Set here how a crystallographic plane is projected.
### Net

The projection net can be **Wulff** (Stereographic) or **Schmidt**
(Equivalent). In the **Wulff** projection, the point to project (above)
and the point of the sphere farther from the user (below) define a segment
that intersects the circle at a point, giving the final representation.
### Model

In both projections, a plane can always be represented by a **Pole**
or a **Trace**. The intersection of a vector normal to the plane with
the projection sphere is a point that projected gives the **Pole**
representation. The intersection of the plane with the projection sphere
is an arch that projected gives the **Trace** representation: a
circumpherence arch in the **Wulff** projection and a 4th order
conic arch in the **Schmidt** projection.

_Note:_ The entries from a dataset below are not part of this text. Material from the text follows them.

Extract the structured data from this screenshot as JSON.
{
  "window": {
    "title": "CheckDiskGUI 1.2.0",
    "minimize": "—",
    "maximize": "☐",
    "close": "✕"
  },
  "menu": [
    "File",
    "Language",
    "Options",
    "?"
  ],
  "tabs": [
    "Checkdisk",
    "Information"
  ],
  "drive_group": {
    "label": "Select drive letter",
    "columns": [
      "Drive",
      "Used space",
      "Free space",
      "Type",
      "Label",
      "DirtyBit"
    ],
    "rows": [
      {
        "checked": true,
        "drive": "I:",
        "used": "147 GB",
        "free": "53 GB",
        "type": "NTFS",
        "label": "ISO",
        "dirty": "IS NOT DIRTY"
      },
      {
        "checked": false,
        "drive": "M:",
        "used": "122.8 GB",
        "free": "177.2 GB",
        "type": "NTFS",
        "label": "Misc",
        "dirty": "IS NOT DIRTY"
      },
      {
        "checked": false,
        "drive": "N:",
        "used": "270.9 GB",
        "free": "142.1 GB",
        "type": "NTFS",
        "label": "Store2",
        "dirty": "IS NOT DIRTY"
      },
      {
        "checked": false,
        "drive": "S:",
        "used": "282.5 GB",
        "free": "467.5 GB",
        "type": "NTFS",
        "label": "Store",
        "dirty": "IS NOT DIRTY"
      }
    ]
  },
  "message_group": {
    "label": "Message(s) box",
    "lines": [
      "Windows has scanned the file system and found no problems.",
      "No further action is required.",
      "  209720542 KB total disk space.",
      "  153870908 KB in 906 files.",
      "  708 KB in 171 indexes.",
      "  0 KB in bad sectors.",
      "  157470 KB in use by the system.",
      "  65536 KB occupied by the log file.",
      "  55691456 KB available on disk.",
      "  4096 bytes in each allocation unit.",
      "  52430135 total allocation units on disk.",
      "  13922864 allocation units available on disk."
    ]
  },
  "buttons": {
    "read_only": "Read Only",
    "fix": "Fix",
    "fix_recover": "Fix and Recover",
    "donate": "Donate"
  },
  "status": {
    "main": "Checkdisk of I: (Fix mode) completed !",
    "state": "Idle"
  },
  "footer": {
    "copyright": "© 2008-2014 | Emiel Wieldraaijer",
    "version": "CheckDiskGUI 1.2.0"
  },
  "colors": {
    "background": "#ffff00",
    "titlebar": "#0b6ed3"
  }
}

In the **Schmidt** projection, the point to project (above) is
rotated around the point of the sphere closer to the user (above),
keeping the same XY direction, until both points have the same Z
coordinate, and then divided by square root of 2, to be inside the
circle with radius R at coordinate Z, giving the final representation.

Every family of crystallographic planes or directions can be described by the intersection of the plane or direction passing through the origin O with a sphere of radius R centered at O, defining a circumpherence or a point, respectively. These in turn can be projected on the circle parallel to the screen (constant Z coordinate) that divides the sphere in half, with radius R and origin O. In GAMGI, points in the half-sphere farther from the user are hidden, so only half-circumpherences and points above are visible.

A plane can always be described by its normal vector, and a direction by its plane perpendicular, so both representations are valid for crystallographic planes and directions.

In a **Wulff** projection, angles between planes are given by
the angles between the traces, so angles are preserved. This is not
true for the **Schmidt** projection. The **Wulff** projection
is mostly used in materials science.

In a **Schmidt** projection, minor circles on the sphere are
distorted when projected but the areas are preserved. This is not
true for the **Wulff** projection. The **Schmidt** projection
is mostly used in structural geology.